Black History

FORT BENNING, Ga. - "Don't buy what you don't need; pay your bills on time; save and invest - financial empowerment begins with you."

That was Col. (Ret.) Myles Caggins Jr.'s message during his keynote speech for the Black History Month Luncheon Feb. 11 at the Benning Conference Center. The theme for the luncheon was "The History of Black Economic Empowerment."

"No matter what the condition, individuals or groups who prepare well and have a desire to prosper can," said Caggins, who shared the story of April William Ellison, a slave-born Southerner who became a successful cotton gin manufacturer through his grit and determination.

Ellison studied carpentry, blacksmithing and machinery as an apprentice. He purchased his freedom in 1816 and later the freedom of his wife and daughter. The entrepreneur continued to profit, even with the start of the Civil War, by converting his South Carolina estate to crop production, matching the market's increased demand for food.

"Lessons form this historical example can empower you to wealth today," Caggins said. "Education matters. Good character matters. Diligence matters ... Individual ingenuity can produce prosperity in difficult times. The desire of April William Ellison empowered his will to persevere and overcome what could have been insurmountable odds."

Such "black economic giants" exist today and continue to pursue success despite challenges, said Caggins, assistant superintendent for Muscogee County School District's business affairs.

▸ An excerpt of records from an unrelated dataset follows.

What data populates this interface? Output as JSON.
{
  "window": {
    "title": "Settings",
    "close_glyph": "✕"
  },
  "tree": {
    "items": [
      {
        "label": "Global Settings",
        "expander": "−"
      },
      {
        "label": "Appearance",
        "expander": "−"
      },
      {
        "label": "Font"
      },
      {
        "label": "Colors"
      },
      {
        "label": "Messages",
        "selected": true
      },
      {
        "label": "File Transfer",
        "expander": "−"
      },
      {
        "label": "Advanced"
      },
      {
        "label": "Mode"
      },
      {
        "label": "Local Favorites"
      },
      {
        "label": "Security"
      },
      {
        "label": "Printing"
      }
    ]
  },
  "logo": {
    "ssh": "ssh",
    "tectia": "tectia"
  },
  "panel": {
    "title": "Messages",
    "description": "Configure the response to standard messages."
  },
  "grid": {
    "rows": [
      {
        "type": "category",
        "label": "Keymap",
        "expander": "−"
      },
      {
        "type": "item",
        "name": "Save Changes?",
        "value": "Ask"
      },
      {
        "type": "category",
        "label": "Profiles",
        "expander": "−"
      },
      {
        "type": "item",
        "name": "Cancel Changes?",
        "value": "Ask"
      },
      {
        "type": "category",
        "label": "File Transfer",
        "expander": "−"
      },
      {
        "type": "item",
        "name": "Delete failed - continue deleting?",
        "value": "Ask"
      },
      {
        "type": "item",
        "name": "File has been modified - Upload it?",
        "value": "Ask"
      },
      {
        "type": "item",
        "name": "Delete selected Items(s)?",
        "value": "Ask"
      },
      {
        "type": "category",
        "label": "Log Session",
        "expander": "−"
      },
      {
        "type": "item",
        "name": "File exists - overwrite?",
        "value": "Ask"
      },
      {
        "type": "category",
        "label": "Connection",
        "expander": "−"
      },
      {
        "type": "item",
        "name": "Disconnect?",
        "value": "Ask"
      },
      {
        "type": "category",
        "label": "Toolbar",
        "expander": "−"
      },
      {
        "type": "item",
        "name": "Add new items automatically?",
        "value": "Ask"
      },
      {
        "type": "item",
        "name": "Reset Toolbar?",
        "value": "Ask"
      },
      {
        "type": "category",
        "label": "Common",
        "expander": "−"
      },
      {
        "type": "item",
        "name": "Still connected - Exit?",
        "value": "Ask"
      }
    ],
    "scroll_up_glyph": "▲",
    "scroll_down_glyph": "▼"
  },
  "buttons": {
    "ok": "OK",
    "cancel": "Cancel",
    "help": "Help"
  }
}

"Although our country and many of us individuals are facing economic hardship there is still hope," he said. "Regardless of today's hardships, we as a people collectively are far better off than 1864 and 1964."

Christine Dawson, a friend of Caggins who attended the luncheon, remembers the limited economic prospects available to African-Americans when she was growing up in the '60s. Since that time, America has made great strides toward equality, she said.

"Opportunities for African-Americans have improved greatly since the '60s. Doors have opened in education, housing ... all aspects of life," said Dawson, whose son serves as a lieutenant colonel in the Maryland Army National Guard. "We are a more inclusive society. Career options are broader. You can work toward employment in countless fields that were not open to you in the past. We, too, can live the American dream."

Dawson said she thought Caggins' financial advice was applicable to today's population, regardless of an individual's ethnic background.

"All I think anyone wants is a fair shot," she said.

"We're not 100 percent there - no situation is perfect - but you must take personal responsibility. I don't think you should use your personal circumstance as an excuse for not persevering toward your goals. Work hard; sacrifice; be of good character; treat people the way you want to be treated. Generally speaking, things have a way of working out if you do your part."